Dear Brain,
As with most days, I do my best to take care of you. Though this may not always be done properly, or even efficiently, I do what I can.
Yes, there are days when I cannot focus on a single page, pen, or word. I am guilty of scrolling through Twitter four too many times during the day. I often stare at a wall or a bug or a painting for way too long, not because I am pondering my existence, rather because I am thinking about the way onion rings are made. Like I said, I do my best.
I’m certainly not perfect though, and fear dresses up in dark colors and hides in your outskirts. I know you feel him lurking, but when he’s out of sight, he’s out of mind.
Except that the damned guy has grown so big today, he can’t crawl stealthily anymore and has begun lumbering about leaving giant mammoth footprints.

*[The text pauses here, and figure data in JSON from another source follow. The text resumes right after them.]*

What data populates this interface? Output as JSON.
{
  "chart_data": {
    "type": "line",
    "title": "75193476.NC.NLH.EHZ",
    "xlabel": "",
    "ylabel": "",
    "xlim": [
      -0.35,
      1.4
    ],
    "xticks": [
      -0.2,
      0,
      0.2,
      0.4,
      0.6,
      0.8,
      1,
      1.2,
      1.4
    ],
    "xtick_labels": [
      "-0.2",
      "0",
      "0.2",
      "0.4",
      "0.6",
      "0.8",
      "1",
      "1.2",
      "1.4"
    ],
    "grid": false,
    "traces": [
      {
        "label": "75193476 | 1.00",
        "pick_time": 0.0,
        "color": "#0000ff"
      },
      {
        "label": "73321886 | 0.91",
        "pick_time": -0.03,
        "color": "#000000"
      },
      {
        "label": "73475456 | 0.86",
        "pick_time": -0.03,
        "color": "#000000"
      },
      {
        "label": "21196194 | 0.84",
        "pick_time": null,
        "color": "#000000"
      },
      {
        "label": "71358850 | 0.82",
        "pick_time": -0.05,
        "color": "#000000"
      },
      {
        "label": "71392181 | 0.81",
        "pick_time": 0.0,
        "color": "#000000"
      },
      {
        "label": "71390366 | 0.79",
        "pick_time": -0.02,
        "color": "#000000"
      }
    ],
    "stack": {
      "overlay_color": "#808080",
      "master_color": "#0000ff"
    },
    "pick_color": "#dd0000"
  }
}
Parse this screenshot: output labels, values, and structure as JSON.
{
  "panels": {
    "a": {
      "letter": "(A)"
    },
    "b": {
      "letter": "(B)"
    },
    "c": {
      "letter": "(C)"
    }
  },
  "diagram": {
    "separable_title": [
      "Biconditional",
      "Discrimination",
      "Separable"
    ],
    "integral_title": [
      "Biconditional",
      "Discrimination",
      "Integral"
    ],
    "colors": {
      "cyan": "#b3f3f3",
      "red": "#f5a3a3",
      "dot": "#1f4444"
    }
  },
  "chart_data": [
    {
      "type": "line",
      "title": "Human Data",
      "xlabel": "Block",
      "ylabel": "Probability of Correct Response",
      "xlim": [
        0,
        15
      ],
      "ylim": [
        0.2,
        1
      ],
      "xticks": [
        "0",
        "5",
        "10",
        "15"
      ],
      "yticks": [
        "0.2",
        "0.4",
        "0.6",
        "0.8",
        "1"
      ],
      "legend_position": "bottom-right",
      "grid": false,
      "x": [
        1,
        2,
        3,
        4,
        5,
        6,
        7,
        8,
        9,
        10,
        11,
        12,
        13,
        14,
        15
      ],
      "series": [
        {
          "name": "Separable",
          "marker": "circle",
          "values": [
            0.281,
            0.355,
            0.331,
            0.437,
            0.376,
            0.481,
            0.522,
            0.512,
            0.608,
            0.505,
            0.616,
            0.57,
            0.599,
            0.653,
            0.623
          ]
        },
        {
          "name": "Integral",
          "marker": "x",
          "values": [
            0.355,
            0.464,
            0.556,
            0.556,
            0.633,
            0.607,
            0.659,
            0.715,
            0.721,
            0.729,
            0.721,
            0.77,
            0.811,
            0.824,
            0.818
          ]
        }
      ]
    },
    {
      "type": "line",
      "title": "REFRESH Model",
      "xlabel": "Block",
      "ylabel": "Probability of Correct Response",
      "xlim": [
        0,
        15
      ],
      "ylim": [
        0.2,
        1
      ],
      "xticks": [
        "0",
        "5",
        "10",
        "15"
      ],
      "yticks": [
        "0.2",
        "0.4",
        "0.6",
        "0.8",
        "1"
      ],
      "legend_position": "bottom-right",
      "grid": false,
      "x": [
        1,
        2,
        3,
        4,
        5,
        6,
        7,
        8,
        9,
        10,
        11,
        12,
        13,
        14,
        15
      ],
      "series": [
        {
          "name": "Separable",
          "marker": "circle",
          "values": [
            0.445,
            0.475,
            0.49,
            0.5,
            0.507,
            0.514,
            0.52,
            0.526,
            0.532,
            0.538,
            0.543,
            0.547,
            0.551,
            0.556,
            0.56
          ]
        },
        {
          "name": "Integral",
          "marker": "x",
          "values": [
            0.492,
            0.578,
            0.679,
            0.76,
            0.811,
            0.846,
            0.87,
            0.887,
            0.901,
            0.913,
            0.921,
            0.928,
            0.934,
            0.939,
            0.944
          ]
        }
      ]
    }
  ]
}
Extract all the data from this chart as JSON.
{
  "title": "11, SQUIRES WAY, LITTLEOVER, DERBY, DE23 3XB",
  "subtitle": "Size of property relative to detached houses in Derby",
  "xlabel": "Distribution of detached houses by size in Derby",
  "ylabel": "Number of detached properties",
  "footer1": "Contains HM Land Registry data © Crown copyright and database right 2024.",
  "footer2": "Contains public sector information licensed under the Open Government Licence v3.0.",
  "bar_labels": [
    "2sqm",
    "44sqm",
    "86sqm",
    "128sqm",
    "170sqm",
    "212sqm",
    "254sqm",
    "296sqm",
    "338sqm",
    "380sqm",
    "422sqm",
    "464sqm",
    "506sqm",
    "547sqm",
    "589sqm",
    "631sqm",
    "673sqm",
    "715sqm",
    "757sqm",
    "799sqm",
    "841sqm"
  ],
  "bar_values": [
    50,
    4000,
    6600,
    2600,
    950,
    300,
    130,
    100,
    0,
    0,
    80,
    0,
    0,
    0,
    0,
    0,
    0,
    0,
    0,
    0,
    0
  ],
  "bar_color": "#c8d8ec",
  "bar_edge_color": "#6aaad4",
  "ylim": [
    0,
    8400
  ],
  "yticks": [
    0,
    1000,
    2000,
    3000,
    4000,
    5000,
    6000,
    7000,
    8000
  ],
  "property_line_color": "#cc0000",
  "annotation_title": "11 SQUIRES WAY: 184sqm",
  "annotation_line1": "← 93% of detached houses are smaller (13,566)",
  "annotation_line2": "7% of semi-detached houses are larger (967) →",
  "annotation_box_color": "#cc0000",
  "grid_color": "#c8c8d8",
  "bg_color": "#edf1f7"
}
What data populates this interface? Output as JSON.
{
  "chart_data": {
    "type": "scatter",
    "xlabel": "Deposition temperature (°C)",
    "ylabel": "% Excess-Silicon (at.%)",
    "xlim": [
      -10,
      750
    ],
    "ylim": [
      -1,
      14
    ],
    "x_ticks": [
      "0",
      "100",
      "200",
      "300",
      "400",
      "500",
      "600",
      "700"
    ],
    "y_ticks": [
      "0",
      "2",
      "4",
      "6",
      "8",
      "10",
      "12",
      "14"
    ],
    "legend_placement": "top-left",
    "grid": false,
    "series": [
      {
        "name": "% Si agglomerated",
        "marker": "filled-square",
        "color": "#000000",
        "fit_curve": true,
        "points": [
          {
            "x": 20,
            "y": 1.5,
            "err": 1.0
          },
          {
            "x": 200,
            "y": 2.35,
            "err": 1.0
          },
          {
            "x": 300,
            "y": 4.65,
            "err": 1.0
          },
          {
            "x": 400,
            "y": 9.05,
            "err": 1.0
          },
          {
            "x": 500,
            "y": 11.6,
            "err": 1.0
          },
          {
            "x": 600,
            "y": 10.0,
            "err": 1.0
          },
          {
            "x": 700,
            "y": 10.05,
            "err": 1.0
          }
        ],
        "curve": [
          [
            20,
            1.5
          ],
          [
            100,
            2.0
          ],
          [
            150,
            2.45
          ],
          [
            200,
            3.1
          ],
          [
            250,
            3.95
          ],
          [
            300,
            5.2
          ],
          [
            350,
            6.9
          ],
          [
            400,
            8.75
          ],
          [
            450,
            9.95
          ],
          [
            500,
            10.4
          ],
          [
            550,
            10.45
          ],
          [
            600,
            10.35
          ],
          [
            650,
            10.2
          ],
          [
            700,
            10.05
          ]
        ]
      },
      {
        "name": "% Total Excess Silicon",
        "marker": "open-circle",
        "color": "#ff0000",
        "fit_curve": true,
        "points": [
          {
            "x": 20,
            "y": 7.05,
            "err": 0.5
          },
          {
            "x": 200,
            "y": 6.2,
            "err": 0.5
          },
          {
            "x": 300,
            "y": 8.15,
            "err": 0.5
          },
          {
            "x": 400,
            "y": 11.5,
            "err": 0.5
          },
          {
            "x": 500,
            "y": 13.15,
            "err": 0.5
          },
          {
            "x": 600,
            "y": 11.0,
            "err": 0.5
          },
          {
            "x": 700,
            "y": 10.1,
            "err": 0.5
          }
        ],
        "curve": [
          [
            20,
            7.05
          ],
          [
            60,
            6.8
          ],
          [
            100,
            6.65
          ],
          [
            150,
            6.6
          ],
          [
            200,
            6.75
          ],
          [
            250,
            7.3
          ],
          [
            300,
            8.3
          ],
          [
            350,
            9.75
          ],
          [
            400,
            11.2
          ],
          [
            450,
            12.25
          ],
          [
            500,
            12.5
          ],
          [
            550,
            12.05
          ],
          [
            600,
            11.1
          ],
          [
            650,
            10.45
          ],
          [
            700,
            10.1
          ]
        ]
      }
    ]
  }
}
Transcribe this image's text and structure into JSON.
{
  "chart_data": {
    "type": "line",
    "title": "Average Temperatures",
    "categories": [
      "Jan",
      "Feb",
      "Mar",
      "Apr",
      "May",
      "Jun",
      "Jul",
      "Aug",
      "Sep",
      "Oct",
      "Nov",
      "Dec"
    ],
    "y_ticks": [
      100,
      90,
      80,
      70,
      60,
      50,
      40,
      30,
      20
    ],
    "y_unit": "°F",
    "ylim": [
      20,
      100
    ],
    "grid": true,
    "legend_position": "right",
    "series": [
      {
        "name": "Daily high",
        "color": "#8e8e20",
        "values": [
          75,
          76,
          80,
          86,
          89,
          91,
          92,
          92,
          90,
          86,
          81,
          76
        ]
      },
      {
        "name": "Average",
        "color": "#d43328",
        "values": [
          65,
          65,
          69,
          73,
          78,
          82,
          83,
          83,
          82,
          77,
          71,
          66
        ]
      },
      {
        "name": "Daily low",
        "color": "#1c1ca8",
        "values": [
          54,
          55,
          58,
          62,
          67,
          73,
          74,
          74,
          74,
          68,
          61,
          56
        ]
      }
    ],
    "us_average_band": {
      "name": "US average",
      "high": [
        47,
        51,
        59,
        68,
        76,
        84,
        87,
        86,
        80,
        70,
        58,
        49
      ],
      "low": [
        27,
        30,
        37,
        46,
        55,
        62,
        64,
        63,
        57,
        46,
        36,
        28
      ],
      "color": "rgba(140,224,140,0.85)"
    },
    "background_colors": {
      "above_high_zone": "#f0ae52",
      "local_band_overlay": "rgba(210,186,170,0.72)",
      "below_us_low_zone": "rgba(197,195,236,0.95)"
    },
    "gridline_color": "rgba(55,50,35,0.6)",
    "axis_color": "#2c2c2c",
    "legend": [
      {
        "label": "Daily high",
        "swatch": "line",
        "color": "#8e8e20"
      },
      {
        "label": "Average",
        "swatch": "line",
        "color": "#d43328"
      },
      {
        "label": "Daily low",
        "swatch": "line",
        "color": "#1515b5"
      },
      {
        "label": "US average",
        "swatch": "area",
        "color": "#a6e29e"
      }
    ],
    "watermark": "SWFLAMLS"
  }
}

Fear has robbed me of some significant joy from this season of my life, and I often find myself worrying most about the future. The footprints of guilt, anxiety, sadness, lonesome, and discouragement are carved in line, but the largest, dirtiest mark goes to fear.
I can point fingers all I want and say that fear is rooted in my DNA, it’s human nature. Or that it came from an external source, someone pulling back the curtain to the sickening face of reality.
However, it came from neither. It came from myself, and you too, pal. Don’t try to act innocent.
Fear: “You can never make a living as a writer.”
Me: “I’ll try though.”
You: “Well…”
Or there’s always the classic back and forth exchange of:
Fear: “You will be broke, alone, sad, and worried about accidentally consuming an almond for you’re entire life.”
Me: “Nonsense! I have ambition, a loving support system, and carry my Epi Pen everywhere I go.”
Brain: “Except that…”
Fear has started banging at the wall we built together, and he’s knocked a few bricks down lately. And this is certainly a time of my life when this wall needs to be rock steady and strong enough to face a cyclone of challenge.
So, in closing, my dear Brain, please listen to me. Though I may just be the external shell talking, I’m not going down without a fight. I didn’t take a public school freshmen gym class to be a pansy, and I’d appreciate if you’d stop throwing the towel in every time someone whispers “boo.”
I want to make a living as a writer. I want to live comfortably, love and be loved, feel oceans of joy, and shrink fear back into his cage.
Please consider this request, because I’m doing it with or without you. Or at least I’ll try.